Homeobox A5 and A9 expression and beta-thalassemia
Published in British Journal of Biomedical Science, 2021
EAE Badr, IE-T El-Sayed, MKR Alasadi
β-thalassemia is a spectrum of hereditary blood disorders characterized by defects in the synthesis of the β chains of haemoglobin resulting in a range of phenotypes from severe anaemia to clinically asymptomatic individuals [1,2]. The severity of symptoms is related to the extent of absent production of β-globin chain. The genotypic variability of β-globin synthesis is designated as β(+) for decreased production and β(0) for absent production. The phenotypic variability is designated as either minor, intermediate, or major. β-thalassemia minor is heterozygosity with one unaffected beta-globin gene and one affected, either β(+) or β(0). Homozygosity or compound heterozygosity with β(+) or β(0) causes intermediate and major. These are distinguished clinically by the severity of anaemia and not by genotype [3]. The molecular defects in β-thalassemia result in absent or reduced β-chain production.
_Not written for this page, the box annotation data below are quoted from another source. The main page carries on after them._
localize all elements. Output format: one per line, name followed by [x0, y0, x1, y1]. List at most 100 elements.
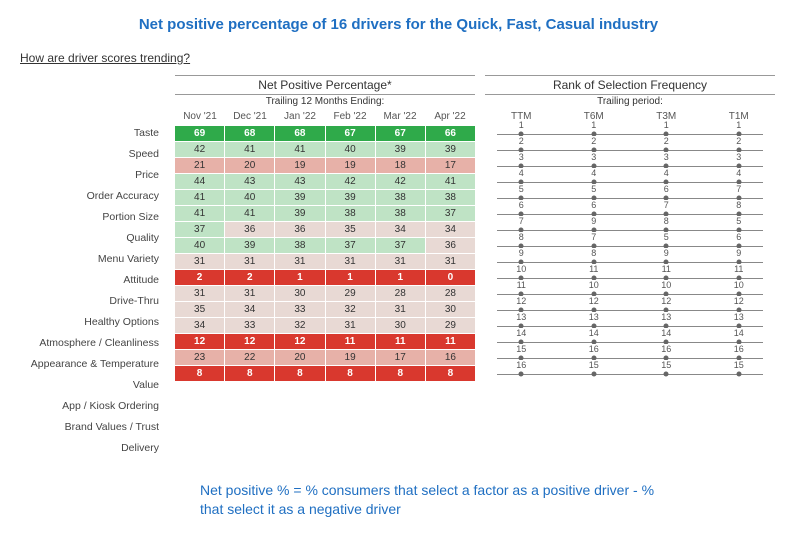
rank-point: 15	[630, 369, 703, 379]
driver-label: Delivery	[20, 438, 165, 459]
value-cell: 30	[275, 286, 324, 301]
value-cell: 17	[426, 158, 475, 173]
driver-label: Quality	[20, 228, 165, 249]
value-cell: 30	[426, 302, 475, 317]
value-cell: 2	[175, 270, 224, 285]
value-cell: 12	[225, 334, 274, 349]
driver-label: Atmosphere / Cleanliness	[20, 333, 165, 354]
value-cell: 8	[326, 366, 375, 381]
value-cell: 39	[275, 190, 324, 205]
rank-row: 6678	[485, 206, 775, 221]
value-cell: 68	[275, 126, 324, 141]
value-cell: 8	[426, 366, 475, 381]
value-cell: 32	[326, 302, 375, 317]
value-cell: 31	[326, 318, 375, 333]
driver-label: Order Accuracy	[20, 186, 165, 207]
value-cell: 8	[376, 366, 425, 381]
value-cell: 31	[426, 254, 475, 269]
value-cell: 44	[175, 174, 224, 189]
value-cell: 34	[225, 302, 274, 317]
rank-row: 1111	[485, 126, 775, 141]
column-header: Feb '22	[325, 111, 375, 122]
subtitle: How are driver scores trending?	[20, 51, 777, 65]
rank-row: 10111111	[485, 270, 775, 285]
npp-header: Net Positive Percentage*	[175, 75, 475, 95]
value-cell: 41	[426, 174, 475, 189]
value-cell: 38	[376, 190, 425, 205]
table-row: 313131313131	[175, 254, 475, 269]
column-header: Apr '22	[425, 111, 475, 122]
value-cell: 38	[426, 190, 475, 205]
rank-row: 9899	[485, 254, 775, 269]
rank-row: 11101010	[485, 286, 775, 301]
value-cell: 41	[175, 190, 224, 205]
value-cell: 1	[376, 270, 425, 285]
value-cell: 31	[376, 254, 425, 269]
table-row: 696868676766	[175, 126, 475, 141]
driver-label: Price	[20, 165, 165, 186]
value-cell: 43	[225, 174, 274, 189]
value-cell: 31	[175, 286, 224, 301]
table-row: 353433323130	[175, 302, 475, 317]
rank-point: 15	[558, 369, 631, 379]
value-cell: 33	[225, 318, 274, 333]
table-row: 414039393838	[175, 190, 475, 205]
value-cell: 37	[326, 238, 375, 253]
value-cell: 31	[225, 286, 274, 301]
value-cell: 31	[175, 254, 224, 269]
value-cell: 40	[175, 238, 224, 253]
column-header: Mar '22	[375, 111, 425, 122]
value-cell: 36	[225, 222, 274, 237]
value-cell: 11	[376, 334, 425, 349]
value-cell: 69	[175, 126, 224, 141]
value-cell: 28	[426, 286, 475, 301]
value-cell: 35	[175, 302, 224, 317]
value-cell: 19	[326, 158, 375, 173]
driver-label: Drive-Thru	[20, 291, 165, 312]
driver-label: Brand Values / Trust	[20, 417, 165, 438]
rank-row: 2222	[485, 142, 775, 157]
rank-point: 16	[485, 369, 558, 379]
value-cell: 35	[326, 222, 375, 237]
driver-label: Healthy Options	[20, 312, 165, 333]
rank-section: Rank of Selection Frequency Trailing per…	[485, 75, 775, 459]
value-cell: 20	[225, 158, 274, 173]
value-cell: 42	[175, 142, 224, 157]
table-row: 403938373736	[175, 238, 475, 253]
value-cell: 67	[376, 126, 425, 141]
value-cell: 67	[326, 126, 375, 141]
value-cell: 20	[275, 350, 324, 365]
driver-label: Taste	[20, 123, 165, 144]
column-header: Nov '21	[175, 111, 225, 122]
rank-row: 12121212	[485, 302, 775, 317]
table-row: 414139383837	[175, 206, 475, 221]
value-cell: 34	[376, 222, 425, 237]
rank-subheader: Trailing period:	[485, 95, 775, 108]
value-cell: 30	[376, 318, 425, 333]
value-cell: 19	[275, 158, 324, 173]
value-cell: 31	[275, 254, 324, 269]
value-cell: 39	[225, 238, 274, 253]
value-cell: 39	[326, 190, 375, 205]
table-row: 232220191716	[175, 350, 475, 365]
table-row: 888888	[175, 366, 475, 381]
value-cell: 31	[225, 254, 274, 269]
value-cell: 1	[275, 270, 324, 285]
value-cell: 37	[426, 206, 475, 221]
value-cell: 38	[275, 238, 324, 253]
value-cell: 8	[175, 366, 224, 381]
value-cell: 0	[426, 270, 475, 285]
value-cell: 43	[275, 174, 324, 189]
value-cell: 34	[175, 318, 224, 333]
value-cell: 41	[175, 206, 224, 221]
value-cell: 31	[376, 302, 425, 317]
value-cell: 66	[426, 126, 475, 141]
value-cell: 11	[426, 334, 475, 349]
table-row: 212019191817	[175, 158, 475, 173]
table-row: 444343424241	[175, 174, 475, 189]
npp-subheader: Trailing 12 Months Ending:	[175, 95, 475, 108]
value-cell: 36	[275, 222, 324, 237]
value-cell: 16	[426, 350, 475, 365]
page-title: Net positive percentage of 16 drivers fo…	[20, 16, 777, 33]
table-row: 313130292828	[175, 286, 475, 301]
Alpha chain synthesis is unaffected, and hence there is an imbalanced globin chain production leading to an excess of α chains. In the absence of their partners, they are unstable, and they precipitate in the red cell precursors, giving a rise to large intracellular inclusions, which interferes with red cell maturation [4]. Hence, the pathogenesis of β-thalassemia has been attributed to ineffective erythropoiesis due to intramedullary apoptosis and delayed maturation of erythroid progenitor cells [5].